Uma "tadinha" acima da média. Jovem, morena, cabelos longos e lisos, magra e alta (estatura deve estar na genética da família), surgiu na cozinha de pijama, do tipo sem-Mickey-na-estampa. Bem pelo contrário, era um pijaminha tamanho P, desses que os roteiristas de novela pensam para trajar as belas atrizes, com a intenção de elevar a audiência no horário nobre. "Bah", com alguns pontos de exclamação, foi o que Mortal quis dizer, mas não disse. Ficou sem reação, não apenas pela exuberância da moça, mas, também, por se tratar da irmã de um de seus melhores amigos.

Com uma capacidade intelectual invejável, O Cara pode muito bem ter herdado grande parte do Q.I. da família, conforme mencionou Maria durante o jantar. Contudo, certamente foi ela quem ficou com a maior porção da beleza.
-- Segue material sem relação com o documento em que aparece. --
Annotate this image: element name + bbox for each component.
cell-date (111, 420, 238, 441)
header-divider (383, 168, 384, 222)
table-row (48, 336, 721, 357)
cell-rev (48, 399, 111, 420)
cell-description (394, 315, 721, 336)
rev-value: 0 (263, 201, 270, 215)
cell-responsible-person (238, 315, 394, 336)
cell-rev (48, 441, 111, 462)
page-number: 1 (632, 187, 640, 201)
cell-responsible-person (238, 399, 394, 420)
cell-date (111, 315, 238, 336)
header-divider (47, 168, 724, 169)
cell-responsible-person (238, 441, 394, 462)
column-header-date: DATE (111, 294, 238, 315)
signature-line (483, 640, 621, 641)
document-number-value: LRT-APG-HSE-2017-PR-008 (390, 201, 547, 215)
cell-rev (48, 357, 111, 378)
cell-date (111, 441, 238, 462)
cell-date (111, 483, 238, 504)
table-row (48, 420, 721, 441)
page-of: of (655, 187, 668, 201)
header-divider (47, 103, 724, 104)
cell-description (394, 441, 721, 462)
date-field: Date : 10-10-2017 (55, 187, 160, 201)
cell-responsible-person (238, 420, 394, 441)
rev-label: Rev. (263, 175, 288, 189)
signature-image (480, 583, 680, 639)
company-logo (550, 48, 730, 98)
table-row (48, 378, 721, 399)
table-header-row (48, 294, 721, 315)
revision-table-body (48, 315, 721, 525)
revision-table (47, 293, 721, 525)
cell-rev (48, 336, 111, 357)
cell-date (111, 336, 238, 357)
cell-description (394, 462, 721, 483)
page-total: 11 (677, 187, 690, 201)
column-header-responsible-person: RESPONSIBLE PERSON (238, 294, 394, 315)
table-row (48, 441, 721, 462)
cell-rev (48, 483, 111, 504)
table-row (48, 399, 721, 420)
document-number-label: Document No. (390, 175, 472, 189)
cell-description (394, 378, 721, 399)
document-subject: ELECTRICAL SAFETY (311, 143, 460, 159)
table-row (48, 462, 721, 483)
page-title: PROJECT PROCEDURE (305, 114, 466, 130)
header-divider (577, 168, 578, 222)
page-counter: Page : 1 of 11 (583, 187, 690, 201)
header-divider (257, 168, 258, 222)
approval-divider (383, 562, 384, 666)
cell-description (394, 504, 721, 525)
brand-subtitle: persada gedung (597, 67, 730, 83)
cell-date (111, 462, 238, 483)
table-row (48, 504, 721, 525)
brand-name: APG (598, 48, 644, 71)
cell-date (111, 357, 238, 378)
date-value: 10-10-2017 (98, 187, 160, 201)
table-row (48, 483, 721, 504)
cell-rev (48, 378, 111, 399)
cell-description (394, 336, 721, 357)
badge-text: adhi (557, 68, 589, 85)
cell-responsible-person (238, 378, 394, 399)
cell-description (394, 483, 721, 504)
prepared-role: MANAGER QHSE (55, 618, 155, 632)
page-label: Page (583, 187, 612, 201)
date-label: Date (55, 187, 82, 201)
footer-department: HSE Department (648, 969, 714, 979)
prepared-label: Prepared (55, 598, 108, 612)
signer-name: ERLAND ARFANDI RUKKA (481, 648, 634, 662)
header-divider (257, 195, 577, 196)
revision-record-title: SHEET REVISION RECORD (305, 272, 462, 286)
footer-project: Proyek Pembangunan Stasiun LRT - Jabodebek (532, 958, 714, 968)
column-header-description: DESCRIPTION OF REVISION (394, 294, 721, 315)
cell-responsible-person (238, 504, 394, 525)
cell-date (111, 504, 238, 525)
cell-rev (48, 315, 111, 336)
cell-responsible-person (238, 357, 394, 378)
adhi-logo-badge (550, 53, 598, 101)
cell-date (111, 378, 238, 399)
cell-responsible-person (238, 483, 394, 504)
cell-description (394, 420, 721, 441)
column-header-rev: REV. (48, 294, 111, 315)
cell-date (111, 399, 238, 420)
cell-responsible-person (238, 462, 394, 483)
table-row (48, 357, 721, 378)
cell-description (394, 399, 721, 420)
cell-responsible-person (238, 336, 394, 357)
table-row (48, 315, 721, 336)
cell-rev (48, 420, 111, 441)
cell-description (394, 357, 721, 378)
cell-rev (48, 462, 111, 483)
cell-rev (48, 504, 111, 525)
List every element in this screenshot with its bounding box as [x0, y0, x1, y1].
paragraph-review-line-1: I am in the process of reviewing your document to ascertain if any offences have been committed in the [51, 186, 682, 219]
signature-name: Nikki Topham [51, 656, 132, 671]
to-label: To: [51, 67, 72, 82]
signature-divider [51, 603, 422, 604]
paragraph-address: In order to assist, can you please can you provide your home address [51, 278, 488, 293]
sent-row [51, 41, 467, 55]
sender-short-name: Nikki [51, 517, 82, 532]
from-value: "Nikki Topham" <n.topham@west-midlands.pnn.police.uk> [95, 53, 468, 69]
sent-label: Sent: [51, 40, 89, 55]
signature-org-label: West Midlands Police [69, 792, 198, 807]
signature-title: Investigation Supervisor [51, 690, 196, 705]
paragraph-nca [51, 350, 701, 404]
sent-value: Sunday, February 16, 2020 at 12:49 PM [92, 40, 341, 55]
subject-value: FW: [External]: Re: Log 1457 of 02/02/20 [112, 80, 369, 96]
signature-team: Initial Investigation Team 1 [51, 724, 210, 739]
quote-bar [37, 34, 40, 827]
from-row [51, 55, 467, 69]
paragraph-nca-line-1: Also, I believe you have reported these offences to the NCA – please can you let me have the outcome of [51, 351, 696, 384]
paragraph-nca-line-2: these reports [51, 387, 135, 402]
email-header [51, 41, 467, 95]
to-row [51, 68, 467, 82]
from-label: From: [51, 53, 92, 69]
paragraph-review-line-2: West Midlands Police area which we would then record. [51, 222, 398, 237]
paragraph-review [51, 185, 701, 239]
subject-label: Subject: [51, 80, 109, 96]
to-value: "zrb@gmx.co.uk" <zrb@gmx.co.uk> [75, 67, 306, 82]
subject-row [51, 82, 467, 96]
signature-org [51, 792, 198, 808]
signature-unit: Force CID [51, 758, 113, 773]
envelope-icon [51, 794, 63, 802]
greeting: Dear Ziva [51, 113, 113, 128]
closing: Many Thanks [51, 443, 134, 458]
O conjunto da obra, a plástica facial, as curvas... tornam tal sentença tão incontestável quanto a habilidade do economista com os cálculos e com o tempero do yakissoba.

A situação para Mortal era inédita. O Cara se tornara seu primeiro grande amigo com uma irmã fora de série. O Cara, por sua vez, talvez não percebesse a situação por ainda ver Maria com os olhos de quem a viu crescer. Logo, em função do forte laço de amizade entre os dois, Maria precisava ser vista com uma pitada de divindade, como "freira" ou como "noiva". "Com irmã de melhor amigo não se brinca", lembrou-se Mortal da pertinente frase que ouvira, certa vez, do sábio colega de redação Barack Pandeiro.

"Ficar" sem compromisso está na moda, com algumas ressalvas. Uma delas é justamente a "bela irmã do amigo do peito". E namoro com essas belas divindades é algo complicado, por causa da expectativa que tende a ser gerada pelo amigo-irmão em – na possibilidade de tudo der certo – se tornarem brothers-in-law. Nos tempos do vovô, em que casamentos duravam para sempre, namorar com a irmã mais nova do grande amigo era uma ótima ideia.

O Cara talvez gostasse de ver sua irmã namorando um de seus grandes amigos, talvez não. Independentemente da resposta, Mortal estava certo de que a vida seria mais prática se os amigos do peito não tivessem irmãs deusas. Na "Teoria da Irmã Tribufú", que coloca a amizade sempre em primeiro plano, as caçulas dos melhores amigos seriam sempre horrorosas ou já casadas ou, ainda, jovens demais. Mas como essa teoria é uma besteira sem tamanho, desconsidere.